Greg Kiar
April 15, 2016
Performing classification/regression analysis on brain graphs requires us to use some feature of our data as input, X, and some covariate as our output class, Y. The simplest feature one can use is a single dimension statistic which attempts to summarize the graph, such as edge count, max degree, or edge probability. The largest feature would be the graph itself, performing no transformations on it (except perhaps vectorizing the adjacency matrix, if the algorithm requires it).
Somewhere between these two extremes lies an operating point that will be both effective at preserving the information we want to observe, and is computationally less cumbersome than using entire graphs, which can be extremely challenges as graphs grow in size.
A common dimensionality reduction technique that is used on graphs is called Principal Component Analysis (PCA). PCA uses the singular values returned by the SVD. Plotting these values allows us to see how much of the total variance in the data is represented in each dimension.
Here, we perform PCA on populations of graphs and atlases, in order to help us decide how many dimensions the features we use will be.
The first step is loading in a sample of graphs, and extracting their adjacency matrices:
name = 'KKI2009 Desikan (70 node)'
nodes = 70
path <- '/Users/gkiar/code/classes/upward-spiral/grelliam/data/KKI2009/'
format <- paste('\\.', 'graphml', '$', sep='')
graph_files <- list.files(path=path, pattern=format, recursive=TRUE, full.names=TRUE)
gs <- load_graphs(graph_files, nodes)## [1] "Total number of graphs found: 42"
## [1] "Number of graphs which failed to load: 42"

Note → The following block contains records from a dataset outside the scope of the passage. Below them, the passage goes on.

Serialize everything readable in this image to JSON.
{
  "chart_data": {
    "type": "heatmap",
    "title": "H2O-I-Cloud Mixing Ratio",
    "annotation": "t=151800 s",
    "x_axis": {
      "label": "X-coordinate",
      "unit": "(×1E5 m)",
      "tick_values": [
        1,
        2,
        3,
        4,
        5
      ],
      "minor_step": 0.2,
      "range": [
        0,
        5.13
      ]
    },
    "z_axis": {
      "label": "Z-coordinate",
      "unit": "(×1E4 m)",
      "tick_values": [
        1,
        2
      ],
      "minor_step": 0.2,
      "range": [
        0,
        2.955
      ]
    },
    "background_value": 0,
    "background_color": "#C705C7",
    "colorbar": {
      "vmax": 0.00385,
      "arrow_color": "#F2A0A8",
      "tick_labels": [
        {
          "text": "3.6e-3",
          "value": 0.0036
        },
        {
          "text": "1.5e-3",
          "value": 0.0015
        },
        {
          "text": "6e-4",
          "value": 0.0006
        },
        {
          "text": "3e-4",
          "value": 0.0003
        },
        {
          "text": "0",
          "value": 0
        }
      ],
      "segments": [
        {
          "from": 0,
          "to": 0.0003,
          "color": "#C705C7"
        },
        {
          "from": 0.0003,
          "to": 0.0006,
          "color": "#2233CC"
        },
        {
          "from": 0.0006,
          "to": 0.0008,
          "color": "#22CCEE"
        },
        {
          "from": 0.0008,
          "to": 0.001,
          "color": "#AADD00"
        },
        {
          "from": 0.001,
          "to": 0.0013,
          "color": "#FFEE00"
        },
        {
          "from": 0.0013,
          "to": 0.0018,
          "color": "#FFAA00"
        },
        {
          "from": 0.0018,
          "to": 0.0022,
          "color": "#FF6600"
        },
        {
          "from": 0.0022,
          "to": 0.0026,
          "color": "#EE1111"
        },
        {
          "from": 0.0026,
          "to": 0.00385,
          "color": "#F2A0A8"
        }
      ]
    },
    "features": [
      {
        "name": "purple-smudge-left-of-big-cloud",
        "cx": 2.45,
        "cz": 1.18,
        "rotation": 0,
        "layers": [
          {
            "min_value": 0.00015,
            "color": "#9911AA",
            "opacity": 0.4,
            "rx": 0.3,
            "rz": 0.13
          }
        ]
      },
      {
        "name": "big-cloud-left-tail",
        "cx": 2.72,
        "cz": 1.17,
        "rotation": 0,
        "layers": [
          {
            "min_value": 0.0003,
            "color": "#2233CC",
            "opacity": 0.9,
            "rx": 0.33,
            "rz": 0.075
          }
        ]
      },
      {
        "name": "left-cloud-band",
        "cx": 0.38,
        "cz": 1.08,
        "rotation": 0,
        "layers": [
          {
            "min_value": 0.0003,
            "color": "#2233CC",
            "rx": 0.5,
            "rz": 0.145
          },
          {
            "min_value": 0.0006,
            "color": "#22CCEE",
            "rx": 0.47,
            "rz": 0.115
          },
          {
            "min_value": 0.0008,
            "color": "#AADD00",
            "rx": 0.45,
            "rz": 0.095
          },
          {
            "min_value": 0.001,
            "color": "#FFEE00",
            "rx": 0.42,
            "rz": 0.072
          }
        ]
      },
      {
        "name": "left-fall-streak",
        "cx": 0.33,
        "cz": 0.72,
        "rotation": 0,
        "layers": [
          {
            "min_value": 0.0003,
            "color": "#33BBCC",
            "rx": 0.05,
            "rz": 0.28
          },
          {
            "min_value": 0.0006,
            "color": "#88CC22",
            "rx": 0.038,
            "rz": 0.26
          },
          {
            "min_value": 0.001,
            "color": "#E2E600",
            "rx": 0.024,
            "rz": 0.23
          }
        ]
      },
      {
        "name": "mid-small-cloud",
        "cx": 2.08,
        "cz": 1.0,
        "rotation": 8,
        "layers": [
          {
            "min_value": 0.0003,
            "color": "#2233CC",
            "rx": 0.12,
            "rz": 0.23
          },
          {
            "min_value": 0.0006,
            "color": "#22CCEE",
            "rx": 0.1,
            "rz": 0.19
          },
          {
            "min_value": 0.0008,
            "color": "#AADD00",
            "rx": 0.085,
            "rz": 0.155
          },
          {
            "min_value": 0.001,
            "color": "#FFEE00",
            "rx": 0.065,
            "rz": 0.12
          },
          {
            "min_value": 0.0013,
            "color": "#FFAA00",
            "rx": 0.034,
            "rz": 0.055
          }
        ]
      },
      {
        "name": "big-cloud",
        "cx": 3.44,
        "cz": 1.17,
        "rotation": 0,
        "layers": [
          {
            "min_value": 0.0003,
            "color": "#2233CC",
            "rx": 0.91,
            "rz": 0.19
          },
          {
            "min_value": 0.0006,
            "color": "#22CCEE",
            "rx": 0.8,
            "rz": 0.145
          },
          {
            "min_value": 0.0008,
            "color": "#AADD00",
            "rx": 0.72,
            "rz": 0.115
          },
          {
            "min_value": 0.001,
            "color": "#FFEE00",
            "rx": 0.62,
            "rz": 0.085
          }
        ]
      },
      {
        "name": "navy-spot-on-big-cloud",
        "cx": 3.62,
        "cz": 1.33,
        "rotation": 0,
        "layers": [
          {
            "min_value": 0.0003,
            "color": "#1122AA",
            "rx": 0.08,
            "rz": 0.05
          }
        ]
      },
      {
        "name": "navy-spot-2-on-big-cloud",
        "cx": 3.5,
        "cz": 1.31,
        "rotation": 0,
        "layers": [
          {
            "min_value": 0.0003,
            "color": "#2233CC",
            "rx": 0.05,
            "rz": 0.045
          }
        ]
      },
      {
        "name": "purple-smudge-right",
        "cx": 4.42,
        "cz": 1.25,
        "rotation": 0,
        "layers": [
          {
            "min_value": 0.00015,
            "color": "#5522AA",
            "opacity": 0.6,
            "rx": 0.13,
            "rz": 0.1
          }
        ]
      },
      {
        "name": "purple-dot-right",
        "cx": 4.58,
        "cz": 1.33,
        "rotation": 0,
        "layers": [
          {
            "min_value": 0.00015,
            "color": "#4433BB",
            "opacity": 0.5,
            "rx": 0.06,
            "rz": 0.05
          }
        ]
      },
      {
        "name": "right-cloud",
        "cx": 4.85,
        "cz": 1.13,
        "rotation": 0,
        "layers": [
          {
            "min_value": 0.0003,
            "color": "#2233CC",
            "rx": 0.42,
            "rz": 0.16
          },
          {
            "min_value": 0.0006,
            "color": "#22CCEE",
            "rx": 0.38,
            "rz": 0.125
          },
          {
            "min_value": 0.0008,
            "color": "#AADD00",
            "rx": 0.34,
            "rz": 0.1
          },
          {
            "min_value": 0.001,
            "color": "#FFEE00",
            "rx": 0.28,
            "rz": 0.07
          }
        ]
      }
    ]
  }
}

## [1] "Graphs with improper dimensions: 0"
## [1] "Graphs with less than 1e+05 edges: 0"
## [1] "Remaining graphs available for processing: 42"
A <- gs[[1]]
len <- gs[[3]]Now, for each graph we perform an SVD. We also compute the elbows of the Scree Plot so that we can more easily identify which dimensions we should consider embedding into.
SVD <- foreach(i = 1:len) %do% { svd(A[,,i]) }
diags <- foreach(i = 1:len) %do% { SVD[[i]]$d }
elbs <- foreach(i = 1:len, .combine="rbind") %do% { getElbows(SVD[[i]]$d, n=3, plot = FALSE)}
melbs <- ceiling(apply(elbs, 2, mean))
mdiag <- foreach(i = 1:length(melbs)) %do% { mean(sapply(diags, function(x) { x[melbs[i]] }))}Lastly, we plot our data in a form where our ordinate represents the amount of total variance in the data represented by a feature that is D dimensional, shown by our abscissa.